Throughout my youth, I was very involved in the church. In my home congregation, I regularly served as an usher and a worship assistant. I was very active in our youth group. As high school went on, I became heavily involved in the Delaware-Maryland synod Lutheran Youth Organization (LYO) and spent many weekends during the school year at church retreats or meetings. During these times my faith grew deeply as the many resources and support networks for youth in the church helped me to explore my questions and doubts about faith. I deeply loved the community of faith in which I felt a sense of belonging and acceptance from my peers.
Then, I graduated from high school and asked myself the question, “What’s next?” While I knew that I would still have the network of friends and mentors who had supported my faith development, I also recognized that my graduation meant that I was no longer a “Youth” of the church. Instead, I was a “Young Adult” of the church.
Other than campus ministries, I didn’t know what networks or resources existed to support young adults in the church. I had always seen many more active youth in the church than active young adults, and I wasn’t sure what sense of community existed for other young adults in the church. I knew of many friends who had not remained as active in the church as they transitioned from being a youth to a young adult, but I knew that I wanted to continue to be as active with my faith as possible.
I moved into college and started going to the weekly student services of the Lutheran Campus Ministry at University of Maryland. There I discovered a world of opportunities for young adults like me to experience love and support in church communities. In campus ministry, I’ve been encouraged to explore questions and grow in faith with the small, loving group of 30 or so students that regularly gather together for dinner and worship.
Over the past year and a half, I’ve also been blessed with the opportunities for spiritual growth and discernment in the loving and supportive community of Practice Discipleship, a Young Adult Ministry of the Delaware-Maryland synod. In this community, I’ve come to realize that my fears in the transition from being a youth to a young adult of the church are not unique to me.
Every spring, Practice Discipleship hosts a retreat of young adults in our synod. In addition, Practice Discipleship hosts opportunities for community service and fellowship for young adults. Recetly we spent fellowship time with our Bishop playing board games and eating pizza at our synod office.
What’s the Word?
A passage of scripture that has been especially meaningful to me in my experiences with young adult ministries is found in Matthew 18, where Jesus says:
“For where two or three are gathered in my name, there I am also.”

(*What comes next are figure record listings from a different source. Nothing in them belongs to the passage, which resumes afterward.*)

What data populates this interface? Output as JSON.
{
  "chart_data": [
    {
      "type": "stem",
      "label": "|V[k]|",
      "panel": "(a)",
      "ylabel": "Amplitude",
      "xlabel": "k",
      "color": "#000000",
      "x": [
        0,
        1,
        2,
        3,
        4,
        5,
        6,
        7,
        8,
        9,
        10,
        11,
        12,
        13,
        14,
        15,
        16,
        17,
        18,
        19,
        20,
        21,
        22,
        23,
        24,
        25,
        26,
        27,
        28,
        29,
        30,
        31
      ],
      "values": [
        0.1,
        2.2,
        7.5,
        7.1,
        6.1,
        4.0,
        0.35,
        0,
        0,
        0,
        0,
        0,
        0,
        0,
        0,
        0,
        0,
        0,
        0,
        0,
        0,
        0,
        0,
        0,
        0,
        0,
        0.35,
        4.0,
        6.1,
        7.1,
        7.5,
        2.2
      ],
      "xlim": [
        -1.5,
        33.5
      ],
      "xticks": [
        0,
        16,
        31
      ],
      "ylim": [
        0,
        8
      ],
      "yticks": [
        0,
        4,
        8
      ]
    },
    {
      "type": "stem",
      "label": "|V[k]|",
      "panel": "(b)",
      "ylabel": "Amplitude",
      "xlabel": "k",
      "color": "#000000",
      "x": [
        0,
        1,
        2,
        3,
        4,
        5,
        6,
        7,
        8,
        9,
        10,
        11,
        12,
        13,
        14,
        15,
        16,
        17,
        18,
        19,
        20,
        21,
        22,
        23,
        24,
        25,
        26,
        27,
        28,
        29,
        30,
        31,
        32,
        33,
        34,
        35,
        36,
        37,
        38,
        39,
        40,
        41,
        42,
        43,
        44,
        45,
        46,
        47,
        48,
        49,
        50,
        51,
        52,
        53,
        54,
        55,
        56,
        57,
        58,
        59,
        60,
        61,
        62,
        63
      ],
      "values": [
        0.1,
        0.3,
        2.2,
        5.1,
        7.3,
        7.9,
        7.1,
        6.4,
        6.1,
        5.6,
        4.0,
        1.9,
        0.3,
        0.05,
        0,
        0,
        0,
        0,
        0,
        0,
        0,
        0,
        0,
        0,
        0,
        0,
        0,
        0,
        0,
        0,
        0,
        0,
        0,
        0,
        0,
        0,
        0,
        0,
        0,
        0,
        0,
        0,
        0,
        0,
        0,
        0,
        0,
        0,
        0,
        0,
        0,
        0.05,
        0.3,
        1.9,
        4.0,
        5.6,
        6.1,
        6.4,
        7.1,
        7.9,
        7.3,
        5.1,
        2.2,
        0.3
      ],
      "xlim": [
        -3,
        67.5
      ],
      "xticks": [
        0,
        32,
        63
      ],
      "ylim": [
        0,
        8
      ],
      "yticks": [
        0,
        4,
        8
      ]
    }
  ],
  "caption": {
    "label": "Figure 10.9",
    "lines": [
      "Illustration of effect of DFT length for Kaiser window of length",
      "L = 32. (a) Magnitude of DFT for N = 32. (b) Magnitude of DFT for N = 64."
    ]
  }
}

In this passage, I’ve come to realize that the continuity between communities of youth I was a part of and the communities of young adults that I belong to now. It is the presence of Christ in those communities. With Christ present and active in the communities that we belong to, we are empowered to live as disciples of Christ in whatever our daily contexts we experience as young adults.
As it is recorded in Romans 12:
“For just as each of us has one body with many members, and these members do not all have the same function, so in Christ we, though many, form one body, and each member belongs to all the others.”
1) Where is young adult ministry happening in your community? Your congregation? Your synod?
2) How does your ministry context present a welcoming environment to young adults?
3) Can you think of any obstacles preventing young adults from getting involved within your community? How can your community be inclusive to the various gifts and backgrounds that young adults bring to ministry contexts?
4) How can you connect graduating youth in your context to a young adult ministry?
Adam is a sophomore at the University of Maryland, where he studies History and Spanish. His home congregation is Grace Lutheran Church in Westminster, MD. At UMD, he serves as a Resident Assistant and on the leadership team of Lutheran Campus Ministry. He’s also a member of the congregational council of Hope Lutheran Church and Student Center. He is passionate about community development, service, and interfaith work. In his free time, Adam enjoys to exercise, read, and travel.